You are making a mistake in booking your work travel on booking.com. Booking.com takes a cut out of the rate and therefore the hotel is not really interested in helping you.
The best way is to book directly with chain hotels. (Almost all the chain hotels guarantee that the rate they offer directly cannot be beaten by buying the same room elsewhere.) The advantages are, first, you get points that you can spend on your own leisure stays. Second, you get status points for each night. Third, if you already have status with the chain, this will be recognized, which it will not be if you buy from booking.com.
Once you have stayed ten nights or so, the chain will know that your business is of value to them, and therefore the hotel will, 99% of the time, put you in a good room.
So to answer your question, "how are the rooms allocated?": the hotel will know that a frequent customer is checking in later, therefore it is important to ensure that customer gets a good room. If the hotel has oversold the cheaper rooms, then our regular customer will be first in line to be upgraded to a better room, to make room for the booking.com customers.
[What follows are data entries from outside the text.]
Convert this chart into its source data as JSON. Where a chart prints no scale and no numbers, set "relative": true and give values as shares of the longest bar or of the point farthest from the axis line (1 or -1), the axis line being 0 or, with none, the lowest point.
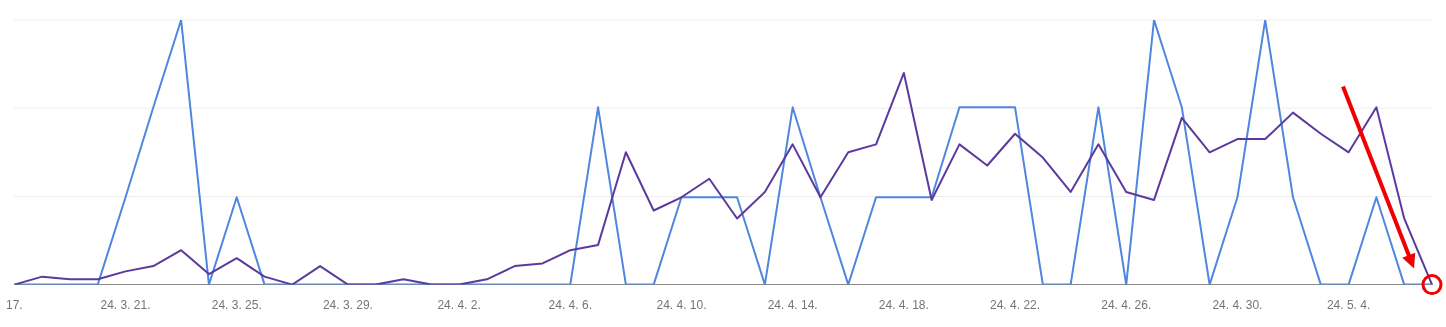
{
  "chart_data": {
    "type": "line",
    "relative": true,
    "legend": false,
    "ref_lines": [
      {
        "axis": "y",
        "value": 0.333,
        "color": "#ececec"
      },
      {
        "axis": "y",
        "value": 0.667,
        "color": "#ececec"
      },
      {
        "axis": "y",
        "value": 1,
        "color": "#ececec"
      }
    ],
    "marker": "none",
    "categories": [
      "17.",
      null,
      null,
      null,
      "24. 3. 21.",
      null,
      null,
      null,
      "24. 3. 25.",
      null,
      null,
      null,
      "24. 3. 29.",
      null,
      null,
      null,
      "24. 4. 2.",
      null,
      null,
      null,
      "24. 4. 6.",
      null,
      null,
      null,
      "24. 4. 10.",
      null,
      null,
      null,
      "24. 4. 14.",
      null,
      null,
      null,
      "24. 4. 18.",
      null,
      null,
      null,
      "24. 4. 22.",
      null,
      null,
      null,
      "24. 4. 26.",
      null,
      null,
      null,
      "24. 4. 30.",
      null,
      null,
      null,
      "24. 5. 4.",
      null,
      null,
      null
    ],
    "series": [
      {
        "color": "#5b3a9e",
        "values": [
          0,
          0.03,
          0.02,
          0.02,
          0.05,
          0.07,
          0.13,
          0.04,
          0.1,
          0.03,
          0,
          0.07,
          0,
          0,
          0.02,
          0,
          0,
          0.02,
          0.07,
          0.08,
          0.13,
          0.15,
          0.5,
          0.28,
          0.33,
          0.4,
          0.25,
          0.35,
          0.53,
          0.33,
          0.5,
          0.53,
          0.8,
          0.32,
          0.53,
          0.45,
          0.57,
          0.48,
          0.35,
          0.53,
          0.35,
          0.32,
          0.63,
          0.5,
          0.55,
          0.55,
          0.65,
          0.57,
          0.5,
          0.67,
          0.25,
          0
        ]
      },
      {
        "color": "#4f86de",
        "values": [
          0,
          0,
          0,
          0,
          0.33,
          0.67,
          1,
          0,
          0.33,
          0,
          0,
          0,
          0,
          0,
          0,
          0,
          0,
          0,
          0,
          0,
          0,
          0.67,
          0,
          0,
          0.33,
          0.33,
          0.33,
          0,
          0.67,
          0.33,
          0,
          0.33,
          0.33,
          0.33,
          0.67,
          0.67,
          0.67,
          0,
          0,
          0.67,
          0,
          1,
          0.67,
          0,
          0.33,
          1,
          0.33,
          0,
          0,
          0.33,
          0,
          0
        ]
      }
    ]
  }
}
(Yes; of course you should interact with the receptionist. If you are in Vegas, throw in a 40 USD "tip" will often get you a very nice upgrade. But I would not try that in Europe.)
I do most of my travel in IHG hotels (Crowne Plaza, Holiday Inn, Holiday Inn Express, Hotel Indigo). Through this, I have IHG Platinum status. I usually buy the cheapest room available with a double bed; yet I am upgraded to a junior suite or a club room with I guess 60% rate. Very rarely do I get put into a terrible room. If this happens I ask to see the manager, and if that doesn't work, I complain to IHG central customer care!
IHG has its pluses and minuses, like all chains, so you should research what kind of prices and, in particular, locations you are willing to tolerate. There is usually a shortage of the cheaper Holiday Inn properties in the centre of major cities, for example. Club Accor has a good chain with a very wide selection: you can always count on an Ibis being in the centre of town. Hilton would be my number two choice though for other reasons I will not get into.
If you will not meet the 60 nights per year or so required to be a "serious" customer, you can jump to a reasonable status grade by taking out the appropriate credit card. I know, for instance, that the current UK-issued IHG Visa card comes with IHG Platinum status for £99 per year, and comes with a 60,000 point welcome bonus (probably worth £300 if spent carefully). American Express Platinum (UK edition) comes with a number of high-status hotel cards as well, but the annual fee is an eye-watering £450/year. However, if you are really travelling around a lot, it might be worth the downpayment to make your business life a bit easier.
(This is not financial advice, you should investigate the options carefully before taking out any kind of credit card.)